Más clara resulta la somatización de la culpa en la enfermedad de Alma. La dolencia que la ha mantenido apartada del mundo universitario es tan desconocida como el oscuro secreto de su pasado que, tan oportunamente, guarda en un sobre pegado en el cajón donde guarda el papel higiénico. Torpezas del guion aparte, lo que es indudable es que Alma se pudre por dentro. Sufre por ello con puntuales espasmos que aparecen, como esos sobresaltos de la banda sonora, cuando menos se lo espera. Y, por si fuera poco, tampoco dice nada… porque reconocer su dolor, en el fondo, no es sino abrir las puertas a reconocer su propia culpa. Mejor dar una libra de carne.

¿Cuánto importa la verdad?

Con todo, Caza de brujas sorprende con un doble giro final. El dilema interno de la protagonista acaba desvelándose como una inversión del externo: Alma se siente tan culpable (muy probablemente por haber nacido antes de la caza, algo que debería tenerse en cuenta si uno calibrar el mensaje de Luca Guadagnino respecto a ciertos temas) que es incapaz de ver su propia inocencia. En una de las mejores escenas de las película, el director resuelve esta cuestión otorgando a ese Otro capaz de condenarnos, también, el poder de querernos. En ese sentido, ¿cuánto importa la verdad? No poco, eso seguro, lo que no quita que sea imposible integrarla en su totalidad. Y eso forma parte de nuestras vidas.

Una vez desenmascarado el dilema interno, el externo queda evidenciado como un artificio tan evidente como la jerga filosófica de Yale. Culpa y perdón alcanzan dimensiones distintas cuando se trata de nosotros mismos o de los demás, sean amigos o enemigos. Por eso, el director se permite una coda final donde nos recuerda precisamente eso, que todo es artificio, y que pase lo que pase en el mundo de fuera, más allá de la ventana, quedará para siempre la sensación de que todos somos culpables, y que a pesar de eso, de cada uno depende perdonarse.

Así concluye Caza de brujas. Más allá de la provocación (un mecanismo inigualable a la hora de animar al espectador a participar activamente en la construcción de un mensaje), la película no se centra en las verdades que pueda o no transmitir sobre los asuntos de nuestro tiempo. A decir verdad, de tan sucias que tiene las manos, Guadagnino acaba por lavárselas, y acaba por aprovecharse de todos esos marrones (lo cual, quizá, sea lo más moralmente reprochable de su trabajo) para dirigir su historia sobre la expiación de los demonios personales hacia elementos mucho más esenciales y, por inherentemente humanos, menos discutibles (la hipocresía, la ambición, la cobardía, la envidia).

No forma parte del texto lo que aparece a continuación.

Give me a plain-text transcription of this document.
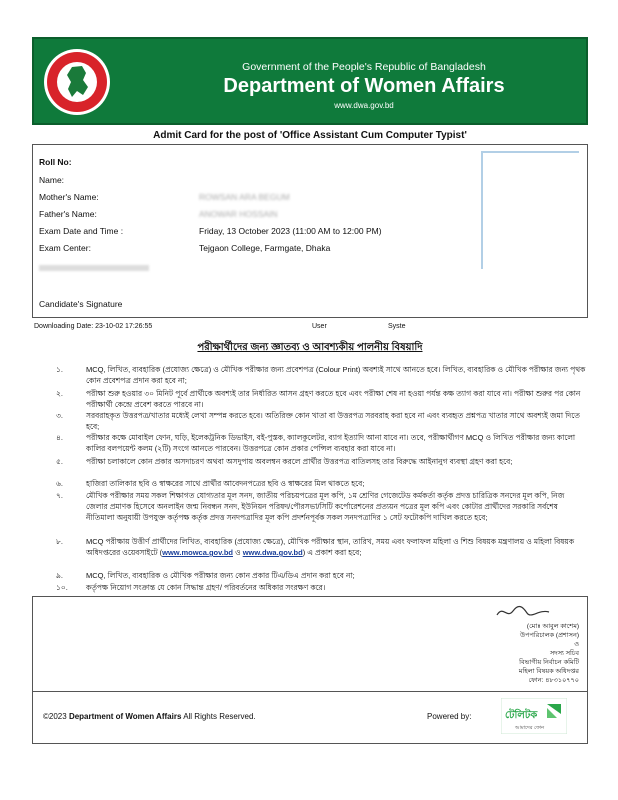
Government of the People's Republic of Bangladesh
Department of Women Affairs
www.dwa.gov.bd
Admit Card for the post of 'Office Assistant Cum Computer Typist'
Roll No:
Name:
Mother's Name:	ROWSAN ARA BEGUM
Father's Name:	ANOWAR HOSSAIN
Exam Date and Time :	Friday, 13 October 2023 (11:00 AM to 12:00 PM)
Exam Center:	Tejgaon College, Farmgate, Dhaka
Candidate's Signature
Downloading Date: 23-10-02 17:26:55	User	Syste
পরীক্ষার্থীদের জন্য জ্ঞাতব্য ও আবশ্যকীয় পালনীয় বিষয়াদি
১.	MCQ, লিখিত, ব্যবহারিক (প্রযোজ্য ক্ষেত্রে) ও মৌখিক পরীক্ষার জন্য প্রবেশপত্র (Colour Print) অবশ্যই সাথে আনতে হবে। লিখিত, ব্যবহারিক ও মৌখিক পরীক্ষার জন্য পৃথক কোন প্রবেশপত্র প্রদান করা হবে না;
২.	পরীক্ষা শুরু হওয়ার ৩০ মিনিট পূর্বে প্রার্থীকে অবশ্যই তার নির্ধারিত আসন গ্রহণ করতে হবে এবং পরীক্ষা শেষ না হওয়া পর্যন্ত কক্ষ ত্যাগ করা যাবে না। পরীক্ষা শুরুর পর কোন পরীক্ষার্থী কেন্দ্রে প্রবেশ করতে পারবে না।
৩.	সরবরাহকৃত উত্তরপত্র/খাতার মধ্যেই লেখা সম্পন্ন করতে হবে। অতিরিক্ত কোন খাতা বা উত্তরপত্র সরবরাহ করা হবে না এবং ব্যবহৃত প্রশ্নপত্র খাতার সাথে অবশ্যই জমা দিতে হবে;
৪.	পরীক্ষার কক্ষে মোবাইল ফোন, ঘড়ি, ইলেকট্রনিক ডিভাইস, বই-পুস্তক, ক্যালকুলেটর, ব্যাগ ইত্যাদি আনা যাবে না। তবে, পরীক্ষার্থীগণ MCQ ও লিখিত পরীক্ষার জন্য কালো কালির বলপয়েন্ট কলম (২টি) সংগে আনতে পারবেন। উত্তরপত্রে কোন প্রকার পেন্সিল ব্যবহার করা যাবে না।
৫.	পরীক্ষা চলাকালে কোন প্রকার অসদাচরণ অথবা অসদুপায় অবলম্বন করলে প্রার্থীর উত্তরপত্র বাতিলসহ তার বিরুদ্ধে আইনানুগ ব্যবস্থা গ্রহণ করা হবে;
৬.	হাজিরা তালিকার ছবি ও স্বাক্ষরের সাথে প্রার্থীর আবেদনপত্রের ছবি ও স্বাক্ষরের মিল থাকতে হবে;
৭.	মৌখিক পরীক্ষার সময় সকল শিক্ষাগত যোগ্যতার মূল সনদ, জাতীয় পরিচয়পত্রের মূল কপি, ১ম শ্রেণির গেজেটেড কর্মকর্তা কর্তৃক প্রদত্ত চারিত্রিক সনদের মূল কপি, নিজ জেলার প্রমাণক হিসেবে অনলাইন জন্ম নিবন্ধন সনদ, ইউনিয়ন পরিষদ/পৌরসভা/সিটি কর্পোরেশনের প্রত্যয়ন পত্রের মূল কপি এবং কোটার প্রার্থীদের সরকারি সর্বশেষ নীতিমালা অনুযায়ী উপযুক্ত কর্তৃপক্ষ কর্তৃক প্রদত্ত সনদপত্রাদির মূল কপি প্রদর্শনপূর্বক সকল সনদপত্রাদির ১ সেট ফটোকপি দাখিল করতে হবে;
৮.	MCQ পরীক্ষায় উত্তীর্ণ প্রার্থীদের লিখিত, ব্যবহারিক (প্রযোজ্য ক্ষেত্রে), মৌখিক পরীক্ষার স্থান, তারিখ, সময় এবং ফলাফল মহিলা ও শিশু বিষয়ক মন্ত্রণালয় ও মহিলা বিষয়ক অধিদপ্তরের ওয়েবসাইটে (www.mowca.gov.bd ও www.dwa.gov.bd) এ প্রকাশ করা হবে;
৯.	MCQ, লিখিত, ব্যবহারিক ও মৌখিক পরীক্ষার জন্য কোন প্রকার টিএ/ডিএ প্রদান করা হবে না;
১০.	কর্তৃপক্ষ নিয়োগ সংক্রান্ত যে কোন সিদ্ধান্ত গ্রহণ/ পরিবর্তনের অধিকার সংরক্ষণ করে।
(মোঃ আবুল কাশেম)
উপপরিচালক (প্রশাসন)
ও
সদস্য সচিব
বিভাগীয় নির্বাচন কমিটি
মহিলা বিষয়ক অধিদপ্তর
ফোন: ৪৮৩১০৭৭০
©2023 Department of Women Affairs All Rights Reserved.	Powered by:	টেলিটক
আমাদের ফোন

El resultado, una película en la que, con buenas interpretaciones y una preciosa puesta en escena se sostiene de sobras una a veces débil intriga, cuyo gran potencial es el espacio que da a las múltiples lectoras. Gustará más o menos. A muchos, incluso, les indignará, pero es razonable pensar que Caza de brujas logre que cada espectador se pase más de dos horas reflexionando sobre lo que ve. Algo que, quizás, debería producirse más a menudo, y no solo con películas que, como esta, son carnaza para el gatillo fácil.